The website iFixit has recently released a teardown of the OnePlus 6, and it shows that there are portions of the device that could be easily replaced by the user. The website awarded the OnePlus 6 with a repairability score of five out of ten, which is lower than the repairability score of seven that the OnePlus 5 managed to obtain. One of the reasons behind the lower repairability score is the glass rear panel of the handset, which makes it significantly harder to access the internal components of the device. The glass back also increases the risk of cracks. To open the device, users will have to first heat up the rear panel of the smartphone to soften the adhesive and then use an opening pick to slowly remove the glass back of the device. Users are also advised to exercise care while removing the rear panel to prevent damaging the delicate ribbon cable that connects the fingerprint sensor with the rest of the smartphone.
However, the publication noted that once the device is opened, a number of individual components can be removed and replaced by the user. Among the modular components of the device include the 3.5mm headphone jack and the three camera sensors. Furthermore, the publication also mentioned that the device's battery can be easily detached from the rest of the handset by simply using the pull tab attached to the right side of the battery, and the publication also praised the manufacturer’s decision to only use Philips #00 screws to assemble the device. However, the display of the OnePlus 6 is not as easily removable as the rest of the handset's components since it is firmly glued to the device's chassis.

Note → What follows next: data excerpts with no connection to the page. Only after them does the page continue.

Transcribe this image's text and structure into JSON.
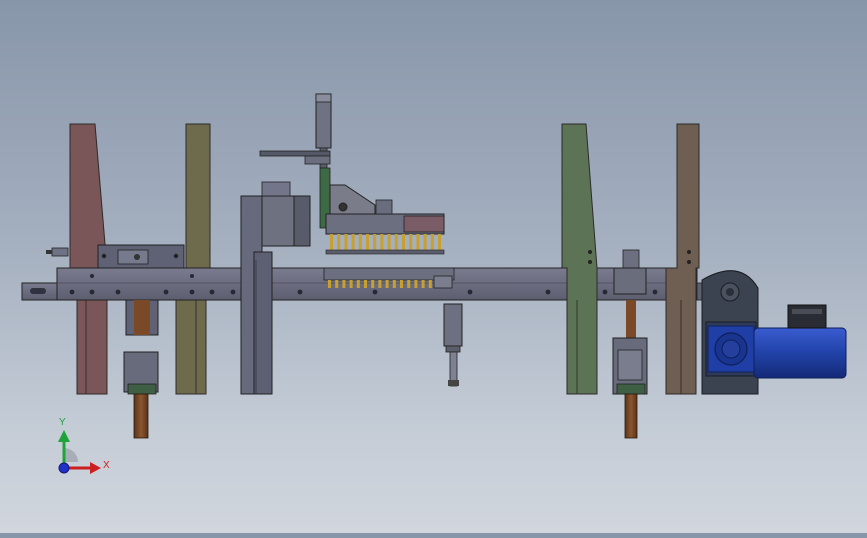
{
  "viewport": {
    "model": "conveyor-positioning-assembly",
    "view": "front"
  },
  "triad": {
    "y_label": "Y",
    "x_label": "X",
    "colors": {
      "y": "#1fa33a",
      "x": "#cc1f1f",
      "z": "#2230c8"
    }
  },
  "colors": {
    "background_top": "#8896aa",
    "background_bottom": "#d1d6dd",
    "beam": "#6d6e80",
    "plate_red": "#7a5658",
    "plate_olive": "#6e6b4d",
    "plate_green": "#5c7356",
    "plate_brown": "#6f5e52",
    "shaft_copper": "#7a4a28",
    "motor_blue": "#1f3fa6",
    "gearbox": "#3b4350"
  },
  "icons": {
    "triad": "coordinate-triad-icon",
    "motor": "motor-icon"
  }
}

It was also discovered that there are silicone seals that surround the motherboard's cable sockets and gaskets that surround the speaker grill, the headphone jack and the USB Type-C port, which, according to iFixit, should help protect the device against water damage. The Chinese device maker has already noted that its latest flagship offering features water resistance, although the OnePlus 6 lacks an IP rating, which would have been useful in determining the degree of water resistance offered by the smartphone.